Eduardo Cunha e a antecipação do fim
Eduardo Cunha e a antecipação do fim – Crédito: José Cruz/Agência Brasil

 

O presidente da Câmara dos Deputados, Eduardo Cunha (PMDB-RJ), exibe sinais claros de desespero. Não vai, entretanto, aceitar tranquilamente a aniquilação de sua já depauperada imagem.

Dilma reuniu-se com os ministros pela primeira vez após o acirramento da crise entre as instituições públicas, sobretudo após o ato final de Eduardo Cunha que será brevemente banido do assento de presidente da Câmara dos Deputados. Os assuntos discutidos nos encontros da coordenação política do governo não são divulgados previamente pela Secretaria de Comunicação Social da Presidência. Mas pode-se afirmar que um dos assuntos principais foi Eduardo Cunha e a queda de sua máscara.

O Planalto e Rodrigo Janot estão sob a mira do deputado. Para ele, as instituições agiram de má fé e armaram uma arapuca para integrá-lo entre os delatados na Lava Jato. Júlio Camargo, empresário da Toyo Setal, admitiu que Eduardo Cunha recebeu 5 milhões de dólares em forma de propina. O acontecimento da manhã de sexta-feira (17) colocou fim à relação entre Cunha e o governo; uma relação que jamais existiu. Jamais existiu porque Dilma nunca foi a preferida do presidente da Câmara.

Enquanto Michel Temer finge não ver os fatos, chamando o rompimento de “crisezinha”, Cunha parece mais revolto do que nunca, embora o tempo trabalhe contra ele. Se o Ministério Público tiver um pouco da coragem e o destempero que costuma demonstrar contra os petistas investigados, Eduardo Cunha não chegará à primeira segunda semana do pós-recesso. Neste jogo decisivo, a presidenta Dilma Rousseff tem motivos o suficiente para comemorar a queda daquele que se tornou inimigo nº 1 do seu governo.

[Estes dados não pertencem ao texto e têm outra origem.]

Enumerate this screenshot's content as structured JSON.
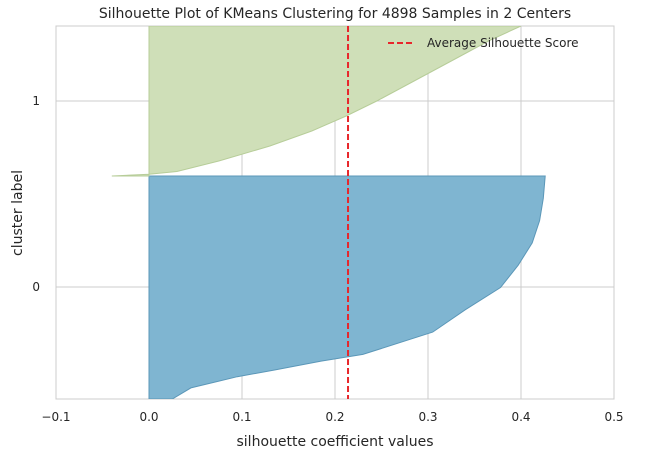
{
  "chart_data": {
    "type": "area",
    "title": "Silhouette Plot of KMeans Clustering for 4898 Samples in 2 Centers",
    "xlabel": "silhouette coefficient values",
    "ylabel": "cluster label",
    "xlim": [
      -0.1,
      0.5
    ],
    "xticks": [
      -0.1,
      0.0,
      0.1,
      0.2,
      0.3,
      0.4,
      0.5
    ],
    "xtick_labels": [
      "−0.1",
      "0.0",
      "0.1",
      "0.2",
      "0.3",
      "0.4",
      "0.5"
    ],
    "ytick_labels": [
      "0",
      "1"
    ],
    "grid": true,
    "legend": {
      "placement": "top-right",
      "entries": [
        "Average Silhouette Score"
      ]
    },
    "average_silhouette_score": 0.214,
    "clusters": [
      {
        "label": "0",
        "color": "#7fb5d1",
        "edge_color": "#5b97b8",
        "profile": [
          [
            0.0,
            0.025
          ],
          [
            0.05,
            0.045
          ],
          [
            0.1,
            0.095
          ],
          [
            0.13,
            0.135
          ],
          [
            0.17,
            0.185
          ],
          [
            0.2,
            0.23
          ],
          [
            0.3,
            0.305
          ],
          [
            0.4,
            0.34
          ],
          [
            0.5,
            0.378
          ],
          [
            0.6,
            0.397
          ],
          [
            0.7,
            0.412
          ],
          [
            0.8,
            0.42
          ],
          [
            0.9,
            0.424
          ],
          [
            1.0,
            0.426
          ]
        ]
      },
      {
        "label": "1",
        "color": "#cfdfb8",
        "edge_color": "#b7cd99",
        "profile": [
          [
            0.0,
            -0.04
          ],
          [
            0.012,
            0.0
          ],
          [
            0.03,
            0.03
          ],
          [
            0.1,
            0.075
          ],
          [
            0.2,
            0.13
          ],
          [
            0.3,
            0.175
          ],
          [
            0.4,
            0.212
          ],
          [
            0.5,
            0.245
          ],
          [
            0.6,
            0.275
          ],
          [
            0.7,
            0.305
          ],
          [
            0.8,
            0.335
          ],
          [
            0.9,
            0.365
          ],
          [
            1.0,
            0.4
          ]
        ]
      }
    ]
  },
  "colors": {
    "average_line": "#e8262b",
    "grid": "#cccccc",
    "axes_frame": "#cccccc"
  }
}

Existe um desgaste profundo da imagem de Eduardo Cunha. Este desgaste não se resolve com recesso, com discursos e muito menos com uma revolta. A política mostra o porquê é tratada, às vezes, como um jogo. Com a fraqueza de Cunha, os deputados governistas podem dar força e forma à ideia do afastamento do presidente da Câmara. É preciso pensar que a situação do deputado peemedebista é insustentável.

Enquanto se pensa que Eduardo Cunha vai agir com responsabilidade e vai respeitar as instituições públicas, o deputado dá amostras de seu descontentamento e queima as últimas cartadas. Como oposição que é – e sempre foi – colocará à apreciação da Mesa Diretora da Câmara onze pedidos de impeachment. São as últimas e dolorosas dores do presidente da Casa do Povo.